La responsable del Área de los Registros de la Propiedad de CSIF Andalucía, Almudena González de Sande, ha explicado que “bajo la excusa del impulso a la Administración electrónica, que no es aún una realidad tangible en muchas zonas de Andalucía, la Junta ha establecido un nuevo modelo en el que las Oficinas Liquidadoras se quedan prácticamente sin contenido y sus alrededor de 300 empleados en toda la comunidad autónoma, sin gran parte de las competencias que tenían hasta ahora”.

Para CSIF Andalucía, además de la pérdida de empleo, que afectará también a los propios Registros de la Propiedad a los que las Oficinas Liquidadoras están asociados, el nuevo modelo implantado por la Junta se traducirá en un “menoscabo de la atención al contribuyente que, además, tendrá que correr con los gastos generados al tener que delegar en gestores, administradores o abogados la tramitación de una documentación que es sencilla en muchos casos y que hasta ahora se tramitaba con carácter gratuito desde las Oficinas Liquidadoras”.

Capital humano capacitado

CSIF-A considera que estas oficinas cuentan con un capital humano que “ha actuado con absoluta lealtad durante años, demostrando calidad en el análisis y en la calificación de los expedientes, capacidad de adaptación y, sobre todo, desarrollando un trabajo constante e intenso que le ha permitido cumplir con unos altos estándares”.

“Tememos que la reducción de competencias conlleve una cascada de despidos de un personal que ya no será necesario para atender unas oficinas que quedan reducidas prácticamente a la insignificancia”, ha manifestado González de Sande, quien ha detallado que el sindicato tiene ya constancia de cinco despidos de empleados de algunas de estas oficinas.

Igualmente, CSIF ha alertado sobre que las 24 oficinas que se mantienen en un primer nivel de actividad, “soportarán una desorbitada carga de trabajo que, en muchos casos, triplicará o cuadruplicará la que venían gestionando”.

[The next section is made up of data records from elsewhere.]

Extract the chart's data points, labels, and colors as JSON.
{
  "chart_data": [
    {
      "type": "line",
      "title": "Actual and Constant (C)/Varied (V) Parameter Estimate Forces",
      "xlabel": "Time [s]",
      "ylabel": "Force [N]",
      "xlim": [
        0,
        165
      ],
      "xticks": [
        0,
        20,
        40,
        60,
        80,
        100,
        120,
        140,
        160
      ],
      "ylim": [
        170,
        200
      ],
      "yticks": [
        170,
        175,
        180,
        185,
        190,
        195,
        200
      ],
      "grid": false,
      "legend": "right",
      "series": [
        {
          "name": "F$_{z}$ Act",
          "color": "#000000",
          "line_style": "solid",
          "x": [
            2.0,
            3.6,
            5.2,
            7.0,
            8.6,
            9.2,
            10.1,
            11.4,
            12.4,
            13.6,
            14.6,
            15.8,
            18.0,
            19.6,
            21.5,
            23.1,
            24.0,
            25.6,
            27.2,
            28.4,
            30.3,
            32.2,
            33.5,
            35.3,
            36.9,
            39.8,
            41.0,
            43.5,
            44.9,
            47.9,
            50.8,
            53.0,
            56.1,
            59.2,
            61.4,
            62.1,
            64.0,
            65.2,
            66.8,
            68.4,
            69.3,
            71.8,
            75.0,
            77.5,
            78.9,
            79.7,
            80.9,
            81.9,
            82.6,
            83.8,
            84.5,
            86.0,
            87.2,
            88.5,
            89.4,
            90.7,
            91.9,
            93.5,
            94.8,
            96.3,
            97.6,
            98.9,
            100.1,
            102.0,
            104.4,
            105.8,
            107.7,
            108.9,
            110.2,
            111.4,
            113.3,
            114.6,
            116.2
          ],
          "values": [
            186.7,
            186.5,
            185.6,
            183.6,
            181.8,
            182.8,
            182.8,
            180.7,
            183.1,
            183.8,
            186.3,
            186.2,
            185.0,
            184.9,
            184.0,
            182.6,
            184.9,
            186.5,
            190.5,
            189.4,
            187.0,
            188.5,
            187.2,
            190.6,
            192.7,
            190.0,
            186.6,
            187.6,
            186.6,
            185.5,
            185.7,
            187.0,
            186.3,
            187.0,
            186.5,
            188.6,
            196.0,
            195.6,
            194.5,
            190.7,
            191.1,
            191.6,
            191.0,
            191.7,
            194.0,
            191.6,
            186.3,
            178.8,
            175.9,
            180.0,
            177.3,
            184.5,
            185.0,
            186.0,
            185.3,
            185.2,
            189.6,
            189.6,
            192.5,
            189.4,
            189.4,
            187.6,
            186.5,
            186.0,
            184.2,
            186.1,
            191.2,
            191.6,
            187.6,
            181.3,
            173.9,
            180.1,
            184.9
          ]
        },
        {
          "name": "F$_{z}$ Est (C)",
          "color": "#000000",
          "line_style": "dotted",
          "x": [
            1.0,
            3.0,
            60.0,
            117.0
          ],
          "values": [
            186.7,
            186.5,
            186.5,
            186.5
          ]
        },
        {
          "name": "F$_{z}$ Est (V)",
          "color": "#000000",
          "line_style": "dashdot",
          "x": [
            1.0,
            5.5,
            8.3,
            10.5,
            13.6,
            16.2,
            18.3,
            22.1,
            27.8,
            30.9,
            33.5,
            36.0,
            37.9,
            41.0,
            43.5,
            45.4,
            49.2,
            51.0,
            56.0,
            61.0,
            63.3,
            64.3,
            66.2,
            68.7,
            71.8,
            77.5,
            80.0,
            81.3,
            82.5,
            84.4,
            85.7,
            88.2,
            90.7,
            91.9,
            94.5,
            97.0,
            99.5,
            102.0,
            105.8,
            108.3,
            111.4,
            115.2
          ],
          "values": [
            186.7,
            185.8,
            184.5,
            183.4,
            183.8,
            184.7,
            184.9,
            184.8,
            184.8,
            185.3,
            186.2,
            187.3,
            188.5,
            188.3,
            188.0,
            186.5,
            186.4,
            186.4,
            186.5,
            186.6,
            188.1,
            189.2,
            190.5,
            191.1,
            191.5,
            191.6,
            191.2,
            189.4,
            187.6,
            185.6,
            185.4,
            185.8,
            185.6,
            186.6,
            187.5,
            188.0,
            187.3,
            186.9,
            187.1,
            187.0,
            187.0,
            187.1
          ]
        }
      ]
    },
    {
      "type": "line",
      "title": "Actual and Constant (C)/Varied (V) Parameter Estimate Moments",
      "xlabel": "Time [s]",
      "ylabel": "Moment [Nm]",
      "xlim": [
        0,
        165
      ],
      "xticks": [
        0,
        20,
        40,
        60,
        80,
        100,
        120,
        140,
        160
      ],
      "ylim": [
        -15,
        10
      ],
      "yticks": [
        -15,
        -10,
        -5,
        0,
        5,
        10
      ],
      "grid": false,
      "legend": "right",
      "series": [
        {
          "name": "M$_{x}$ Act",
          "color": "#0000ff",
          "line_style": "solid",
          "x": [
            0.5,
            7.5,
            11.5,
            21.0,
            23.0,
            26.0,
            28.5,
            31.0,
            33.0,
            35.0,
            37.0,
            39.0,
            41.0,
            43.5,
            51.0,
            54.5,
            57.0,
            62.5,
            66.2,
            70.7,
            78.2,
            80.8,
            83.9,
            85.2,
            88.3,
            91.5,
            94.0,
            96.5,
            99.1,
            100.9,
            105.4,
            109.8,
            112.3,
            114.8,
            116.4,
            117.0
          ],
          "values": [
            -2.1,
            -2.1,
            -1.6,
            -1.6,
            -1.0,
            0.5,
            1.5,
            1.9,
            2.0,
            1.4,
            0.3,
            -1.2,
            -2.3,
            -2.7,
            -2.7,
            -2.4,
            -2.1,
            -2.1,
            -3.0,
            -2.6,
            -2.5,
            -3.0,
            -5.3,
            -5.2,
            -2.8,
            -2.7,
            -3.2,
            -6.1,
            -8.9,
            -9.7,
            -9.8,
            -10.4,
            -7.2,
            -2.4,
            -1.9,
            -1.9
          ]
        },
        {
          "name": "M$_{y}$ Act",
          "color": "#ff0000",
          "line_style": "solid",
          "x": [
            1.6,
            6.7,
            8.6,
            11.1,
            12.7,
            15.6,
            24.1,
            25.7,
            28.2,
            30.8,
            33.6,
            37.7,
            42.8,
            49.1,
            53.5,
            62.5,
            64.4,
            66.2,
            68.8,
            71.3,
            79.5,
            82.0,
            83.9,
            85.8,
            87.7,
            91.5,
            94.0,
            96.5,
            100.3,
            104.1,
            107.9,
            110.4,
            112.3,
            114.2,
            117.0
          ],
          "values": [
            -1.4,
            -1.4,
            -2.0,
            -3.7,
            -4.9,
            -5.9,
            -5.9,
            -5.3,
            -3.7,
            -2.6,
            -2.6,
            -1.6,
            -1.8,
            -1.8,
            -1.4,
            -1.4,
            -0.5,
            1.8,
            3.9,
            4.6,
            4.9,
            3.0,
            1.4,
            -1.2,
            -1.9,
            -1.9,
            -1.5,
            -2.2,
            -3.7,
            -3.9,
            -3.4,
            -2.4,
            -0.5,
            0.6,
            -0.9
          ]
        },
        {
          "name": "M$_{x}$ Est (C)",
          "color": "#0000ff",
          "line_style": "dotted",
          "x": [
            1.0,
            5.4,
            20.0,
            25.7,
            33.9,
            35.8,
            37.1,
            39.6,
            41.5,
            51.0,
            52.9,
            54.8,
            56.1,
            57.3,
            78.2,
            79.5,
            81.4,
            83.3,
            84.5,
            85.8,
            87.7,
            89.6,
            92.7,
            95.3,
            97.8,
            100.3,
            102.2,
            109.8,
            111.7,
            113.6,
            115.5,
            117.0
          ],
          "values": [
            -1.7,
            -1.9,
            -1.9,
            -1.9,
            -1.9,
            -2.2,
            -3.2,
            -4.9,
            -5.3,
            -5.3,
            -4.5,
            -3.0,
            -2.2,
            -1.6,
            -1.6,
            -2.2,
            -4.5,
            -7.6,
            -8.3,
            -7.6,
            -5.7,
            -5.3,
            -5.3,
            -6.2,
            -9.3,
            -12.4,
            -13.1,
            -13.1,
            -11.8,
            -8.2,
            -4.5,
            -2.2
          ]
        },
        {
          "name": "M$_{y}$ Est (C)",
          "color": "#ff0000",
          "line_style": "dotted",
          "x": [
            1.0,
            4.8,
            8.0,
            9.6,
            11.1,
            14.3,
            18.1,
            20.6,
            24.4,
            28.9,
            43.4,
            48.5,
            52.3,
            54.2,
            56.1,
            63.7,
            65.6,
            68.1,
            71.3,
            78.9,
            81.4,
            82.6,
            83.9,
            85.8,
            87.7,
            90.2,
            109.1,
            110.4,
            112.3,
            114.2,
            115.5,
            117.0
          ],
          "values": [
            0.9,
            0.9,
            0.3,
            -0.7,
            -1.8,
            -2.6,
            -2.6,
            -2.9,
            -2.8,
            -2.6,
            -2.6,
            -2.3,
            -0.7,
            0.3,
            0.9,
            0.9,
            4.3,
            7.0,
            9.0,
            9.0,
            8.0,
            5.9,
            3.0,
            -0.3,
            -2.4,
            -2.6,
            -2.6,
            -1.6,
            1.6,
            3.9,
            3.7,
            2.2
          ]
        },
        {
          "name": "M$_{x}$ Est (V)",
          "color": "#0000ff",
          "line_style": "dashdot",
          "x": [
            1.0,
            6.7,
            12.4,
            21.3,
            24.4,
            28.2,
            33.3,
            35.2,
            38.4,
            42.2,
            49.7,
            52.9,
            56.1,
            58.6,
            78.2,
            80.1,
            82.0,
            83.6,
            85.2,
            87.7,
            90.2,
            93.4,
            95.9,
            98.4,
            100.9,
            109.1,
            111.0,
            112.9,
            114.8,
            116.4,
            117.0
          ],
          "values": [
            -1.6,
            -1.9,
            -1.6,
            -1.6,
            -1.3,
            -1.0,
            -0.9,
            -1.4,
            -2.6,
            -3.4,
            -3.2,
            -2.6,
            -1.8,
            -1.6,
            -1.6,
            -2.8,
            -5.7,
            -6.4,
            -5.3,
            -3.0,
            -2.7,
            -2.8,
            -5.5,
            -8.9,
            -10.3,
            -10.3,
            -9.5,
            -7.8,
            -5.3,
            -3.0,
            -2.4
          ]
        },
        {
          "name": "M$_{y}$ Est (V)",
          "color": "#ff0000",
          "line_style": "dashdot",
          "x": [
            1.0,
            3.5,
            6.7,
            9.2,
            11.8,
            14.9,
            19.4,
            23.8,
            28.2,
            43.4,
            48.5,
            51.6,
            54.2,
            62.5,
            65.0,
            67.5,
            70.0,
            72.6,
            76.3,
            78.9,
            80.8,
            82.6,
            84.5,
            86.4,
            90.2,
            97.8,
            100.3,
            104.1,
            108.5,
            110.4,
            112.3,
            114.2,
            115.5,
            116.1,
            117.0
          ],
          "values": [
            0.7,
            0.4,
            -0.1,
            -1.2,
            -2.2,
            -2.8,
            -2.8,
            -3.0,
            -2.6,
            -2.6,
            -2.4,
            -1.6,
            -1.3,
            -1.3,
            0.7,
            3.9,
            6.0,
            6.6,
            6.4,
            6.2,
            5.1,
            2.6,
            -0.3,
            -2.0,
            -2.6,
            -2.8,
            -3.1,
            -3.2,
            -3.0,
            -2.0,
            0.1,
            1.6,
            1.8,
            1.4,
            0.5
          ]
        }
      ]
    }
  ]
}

Otra de las consecuencias de la decisión que deja a las Oficinas Liquidadoras sin contenido es la considerable merma en los ingresos que éstas experimentarán y que, sin duda, puede afectar al conjunto de la plantilla del Registro de la Propiedad al que estén adscritas. “El efecto será especialmente gravoso en aquellos Registros en los que el peso de la oficina liquidadora sea significativamente mayor al del propio registro, como consecuencia de la última demarcación aprobada por Real Decreto 172/2007, de 9 de febrero”, según ha precisado la responsable del Área de los Registros de la Propiedad en CSIF-A.

Descenso en la recaudación

De hecho, las limitaciones impuestas en las gestiones que hasta ahora venían desarrollando las Oficinas Liquidadoras provocarán, incluso, un importante descenso en la recaudación, ya que sólo 24 oficinas controlarán el trabajo que hasta ahora hacían 91. Para CSIF Andalucía, “no es de recibo que se repita hasta la saciedad que las antiguas Oficinas Liquidadoras se mantienen para la asistencia, presentación y, en menor medida, control”, ya que “con la nueva regulación se da un paso gigantesco hacia su desaparición y se avanza en una dirección perversa, que es el vaciado de servicios de la Andalucía rural”, ha subrayado la responsable sindical.

“En suma, se ha sacrificado un modelo de trabajo encarnado por las Oficinas Liquidadoras que se caracterizaba por el suministro de una información atinada, completa, exhaustiva, cercana y actualizada. Y lo que es peor: se ha sacrificado un personal con décadas de experiencia, altamente cualificado y comprometido, en aras de una administración electrónica que aún no es una realidad en muchísimos puntos de Andalucía”, ha concluido González de Sande.